Stanford women’s soccer team captain Katie Meyer dies at 22
Katie Meyer of the Stanford Cardinal defends the goal against the North Carolina Tar Heels at Avaya Stadium in San Jose, Calif., on Dec. 8, 2019.Jamie Schwaberow / NCAA Photos via Getty Images file

The university confirmed Meyer’s death in a letter sent to the school’s community Wednesday. 

According to the letter, which was obtained by NBC News, Meyer died in a campus residence.

“Katie was extraordinarily committed to everything and everyone in her world,” the statement said. “Her friends describe her as a larger-than-life team player in all her pursuits, from choosing an academic discipline she said ‘changed my perspective on the world and the very important challenges that we need to work together to overcome’ to the passion she brought to the Cardinal women’s soccer program and to women’s sports in general.”

The letter also referred to Meyer’s helping Stanford win its third NCAA women’s soccer championship in 2019 with two saves in a penalty-kick shootout. 
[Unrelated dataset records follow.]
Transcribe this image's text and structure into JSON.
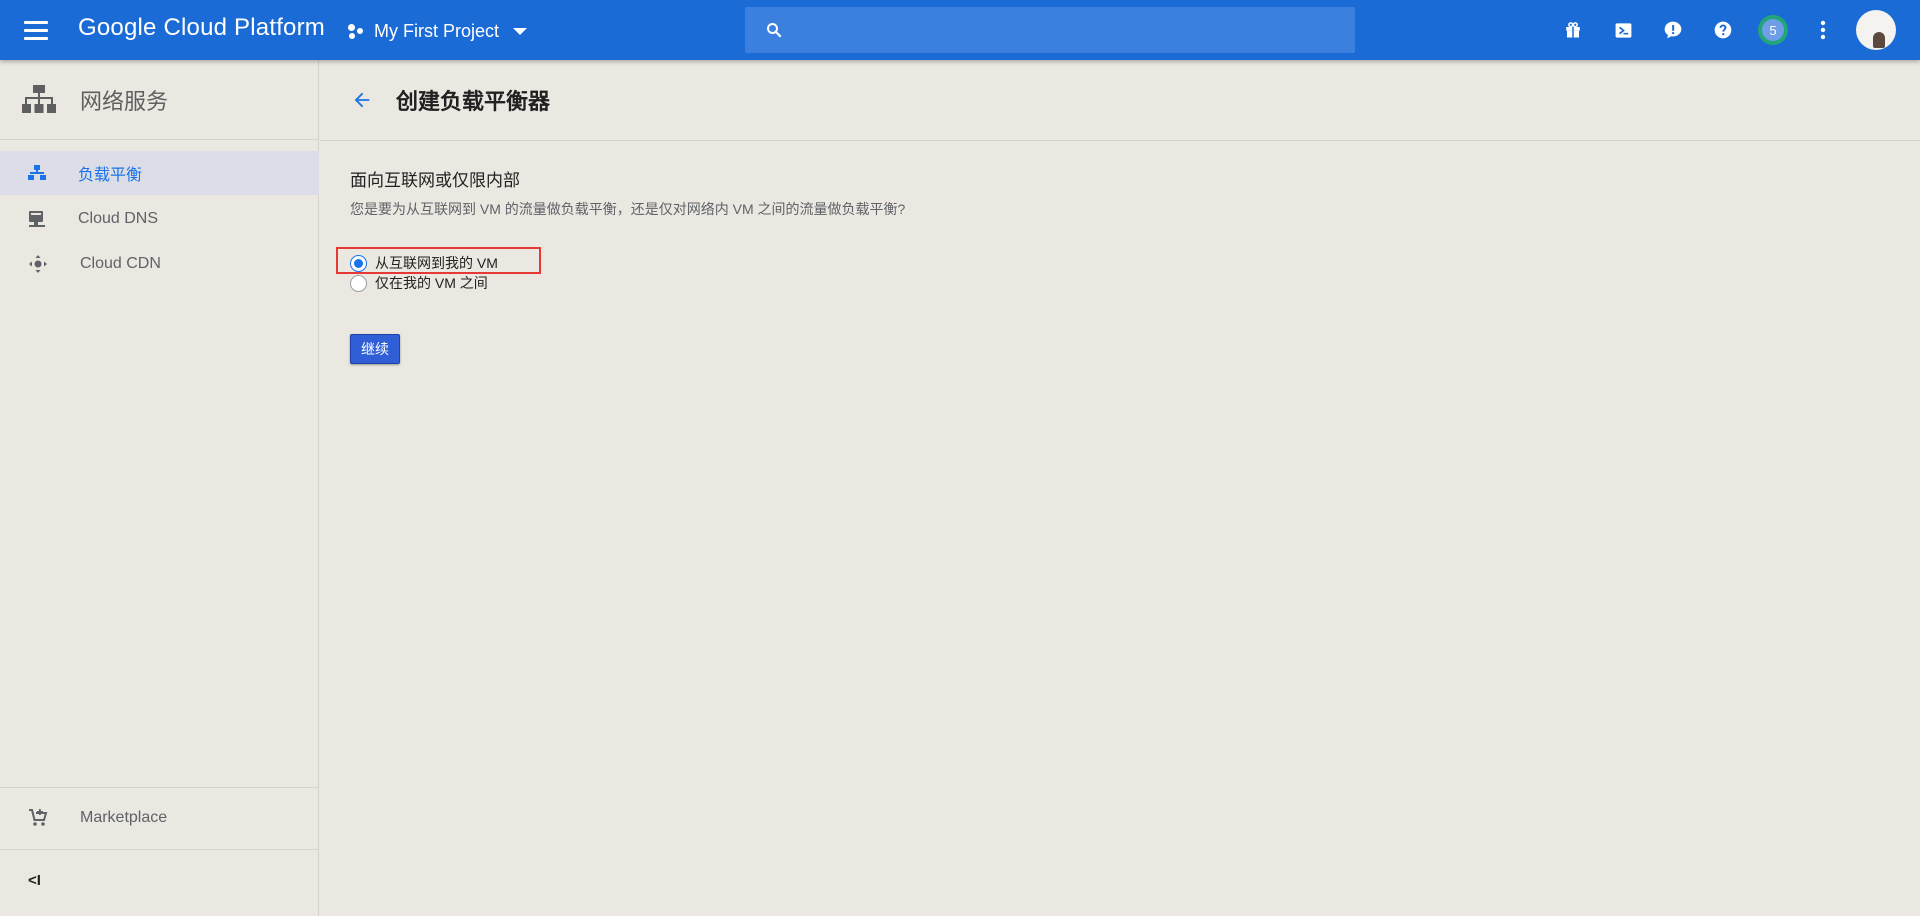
{
  "topbar": {
    "brand": "Google Cloud Platform",
    "project_name": "My First Project",
    "search_placeholder": "",
    "notification_count": "5"
  },
  "sidebar": {
    "title": "网络服务",
    "items": [
      {
        "label": "负载平衡",
        "active": true
      },
      {
        "label": "Cloud DNS",
        "active": false
      },
      {
        "label": "Cloud CDN",
        "active": false
      }
    ],
    "marketplace_label": "Marketplace",
    "collapse_label": "<I"
  },
  "main": {
    "title": "创建负载平衡器",
    "section_heading": "面向互联网或仅限内部",
    "section_desc": "您是要为从互联网到 VM 的流量做负载平衡，还是仅对网络内 VM 之间的流量做负载平衡?",
    "options": [
      {
        "label": "从互联网到我的 VM",
        "checked": true
      },
      {
        "label": "仅在我的 VM 之间",
        "checked": false
      }
    ],
    "continue_label": "继续"
  },
  "colors": {
    "topbar": "#1a6bd6",
    "accent": "#1a73e8",
    "background": "#ebe7e1",
    "highlight": "#e53935"
  }
}
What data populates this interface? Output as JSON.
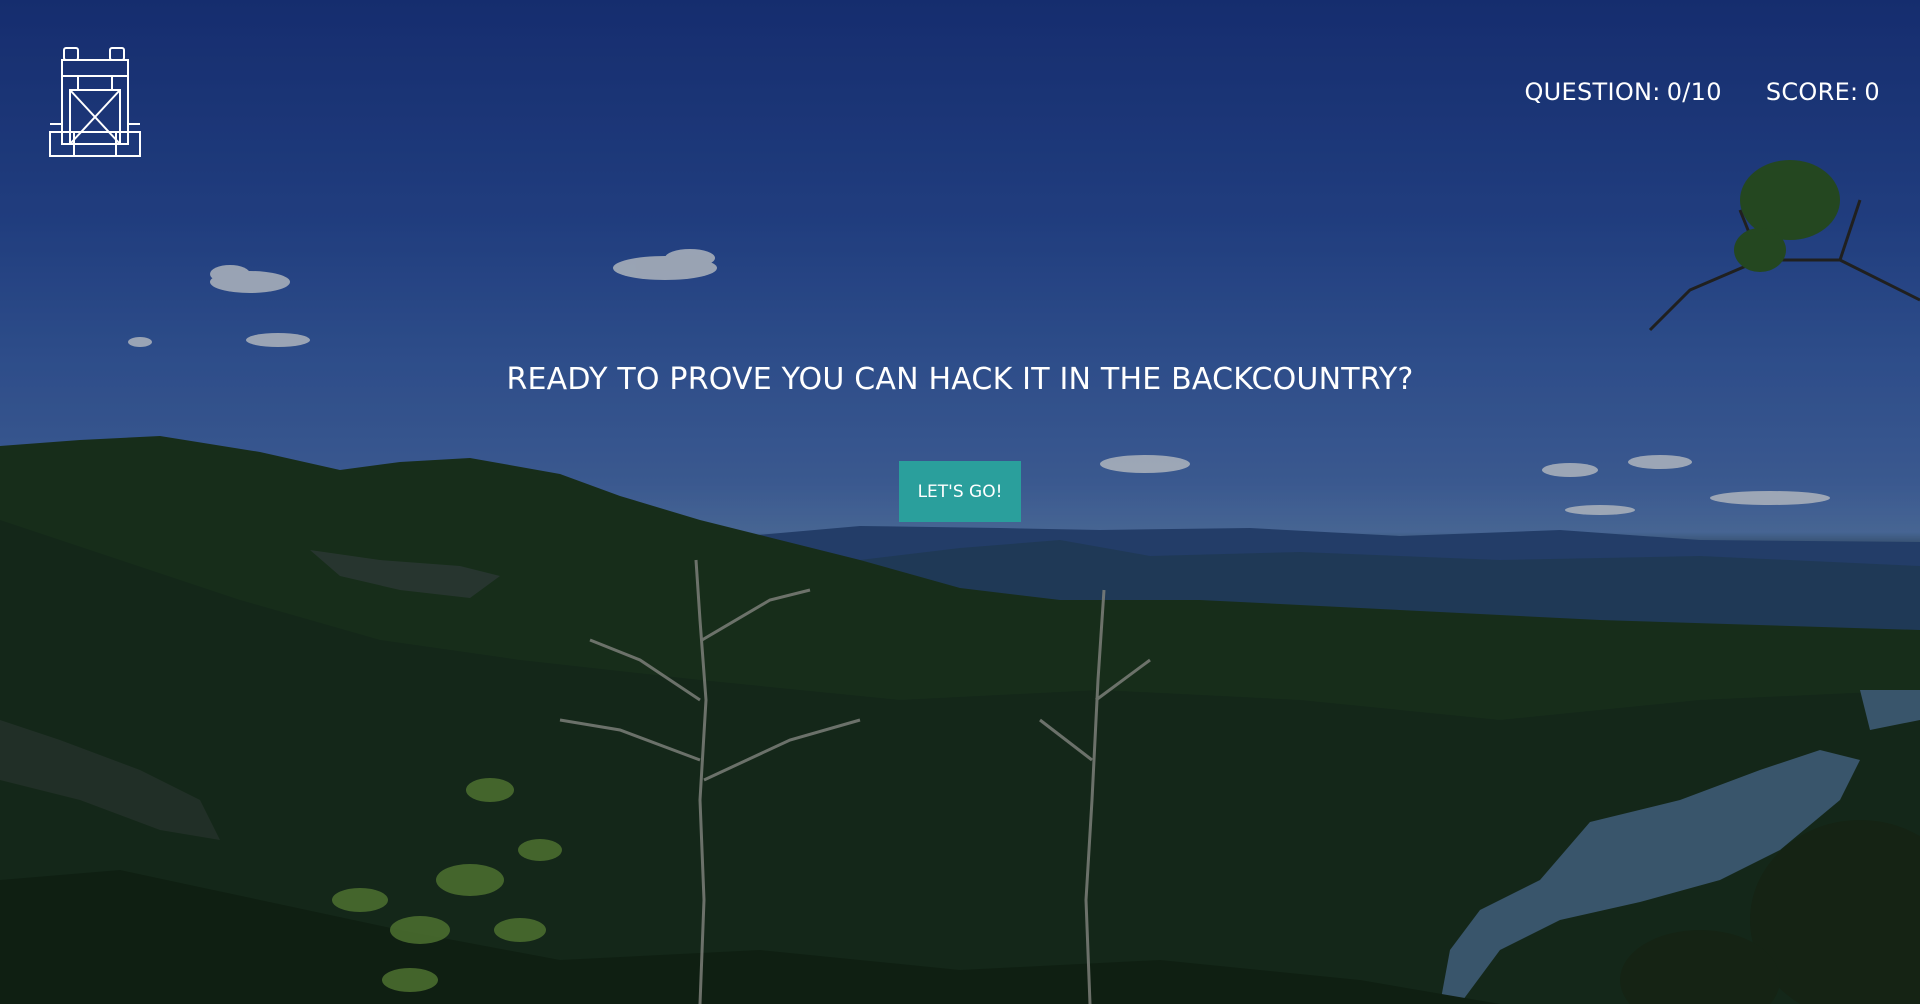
{
  "header": {
    "logo_icon": "backpack-icon",
    "question_label": "QUESTION:",
    "question_value": "0/10",
    "score_label": "SCORE:",
    "score_value": "0"
  },
  "main": {
    "headline": "READY TO PROVE YOU CAN HACK IT IN THE BACKCOUNTRY?",
    "start_button_label": "LET'S GO!"
  },
  "colors": {
    "button": "#2a9f9c",
    "text": "#ffffff",
    "sky": "#2a4fa2"
  }
}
The university offered resources for students and said it will provide details about opportunities to remember Meyer. It did not provide information about how she died.

Meyer was a senior who majored in international relations and minored in history. She was also a resident assistant. 

Stanford Athletics posted a heartfelt message on its Twitter page. 

“The Stanford community has suffered an unimaginable loss. Our thoughts & love are with Katie’s family & friends,” the tweet said. The post included a photo of Meyer in her soccer uniform and a heart emoji. 

The official U.S. Soccer Twitter page shared Stanford Athletics’ tribute and added, “The thoughts and hearts of the entire U.S. Soccer Federation are with the family, friends, teammates and loved ones of Katie Meyer.”

The NCAA and the Pac-12 Conference also tweeted posts honoring Meyer.

The Stanford’s women’s soccer team uploaded a picture of Meyer in action on the field. “We love you, Katie,” the post said.